Siempre me fascinó el mito de Perséfone, esa princesa raptada por el Dios del reino subterráneo. Mientras Perséfone está con él bajo tierra en la superficie es invierno, cuando ella vuelve a la superficie todo renace. Es la primavera.
Siempre me sentí como Perséfone, atrapada, secuestrada en el inframundo, cautiva de un Dios tirano pero muy seductor.
Sabiendo que arriba había un mundo mejor, un mundo mucho más agradable, más feliz, un mundo que además me necesitaba. Un mundo donde el amor y la ternura eran posibles, un mundo más cálido que el frio subterráneo.
Es hora de terminar con el invierno, hay que darle paso a la primavera. Es hora de dejar que todo florezca.

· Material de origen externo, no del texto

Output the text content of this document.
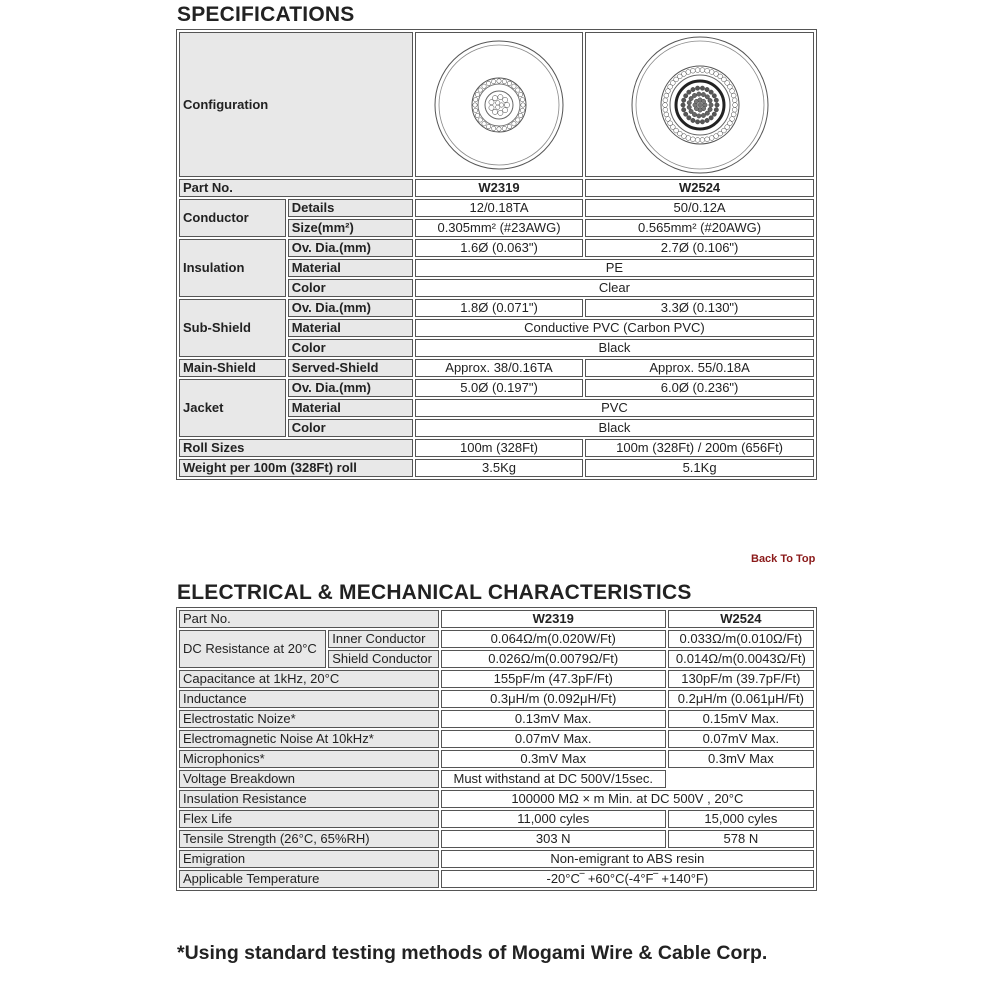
SPECIFICATIONS
Configuration	

Part No.		W2319	W2524
Conductor	Details	12/0.18TA	50/0.12A
	Size(mm²)	0.305mm² (#23AWG)	0.565mm² (#20AWG)
Insulation	Ov. Dia.(mm)	1.6Ø (0.063")	2.7Ø (0.106")
	Material	PE	
	Color	Clear	
Sub-Shield	Ov. Dia.(mm)	1.8Ø (0.071")	3.3Ø (0.130")
	Material	Conductive PVC (Carbon PVC)	
	Color	Black	
Main-Shield	Served-Shield	Approx. 38/0.16TA	Approx. 55/0.18A
Jacket	Ov. Dia.(mm)	5.0Ø (0.197")	6.0Ø (0.236")
	Material	PVC	
	Color	Black	
Roll Sizes		100m (328Ft)	100m (328Ft) / 200m (656Ft)
Weight per 100m (328Ft) roll		3.5Kg	5.1Kg
Back To Top
ELECTRICAL & MECHANICAL CHARACTERISTICS
Part No.		W2319	W2524
DC Resistance at 20°C	Inner Conductor	0.064Ω/m(0.020W/Ft)	0.033Ω/m(0.010Ω/Ft)
	Shield Conductor	0.026Ω/m(0.0079Ω/Ft)	0.014Ω/m(0.0043Ω/Ft)
Capacitance at 1kHz, 20°C		155pF/m (47.3pF/Ft)	130pF/m (39.7pF/Ft)
Inductance		0.3μH/m (0.092μH/Ft)	0.2μH/m (0.061μH/Ft)
Electrostatic Noize*		0.13mV Max.	0.15mV Max.
Electromagnetic Noise At 10kHz*		0.07mV Max.	0.07mV Max.
Microphonics*		0.3mV Max	0.3mV Max
Voltage Breakdown		Must withstand at DC 500V/15sec.	
Insulation Resistance		100000 MΩ × m Min. at DC 500V , 20°C	
Flex Life		11,000 cyles	15,000 cyles
Tensile Strength (26°C, 65%RH)		303 N	578 N
Emigration		Non-emigrant to ABS resin	
Applicable Temperature		-20°C‾ +60°C(-4°F‾ +140°F)	
*Using standard testing methods of Mogami Wire & Cable Corp.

Es hora de dejar que la vida, que estaba escondida esperando que pase el invierno, pueda surgir con toda su fuerza vital.
Es tiempo de salir de la oscuridad subterránea a la luz de la superficie, es tiempo de renacer. Como la primavera, renovarse, volver a nacer, salir del capullo, abrir los pétalos, asomar al sol, que el calor te tome el cuerpo, el alma. Calzarse las sandalias, volver a los colores, estremecerse con las flores silvestres, mirar admirado una rosa fresca, es tiempo de dejar los abrigos, de guardar el invierno, de olvidar las flores marchitas.
El invierno es poderoso, un asesino letal. Pero la primavera es rebelde, es revolución, es fuerza vital que se abre paso a las fuerzas. El invierno es acción, pero la primavera es reacción.
Para que llegue la primavera primero hay que atravesar el invierno. Para renacer primero hay que morir.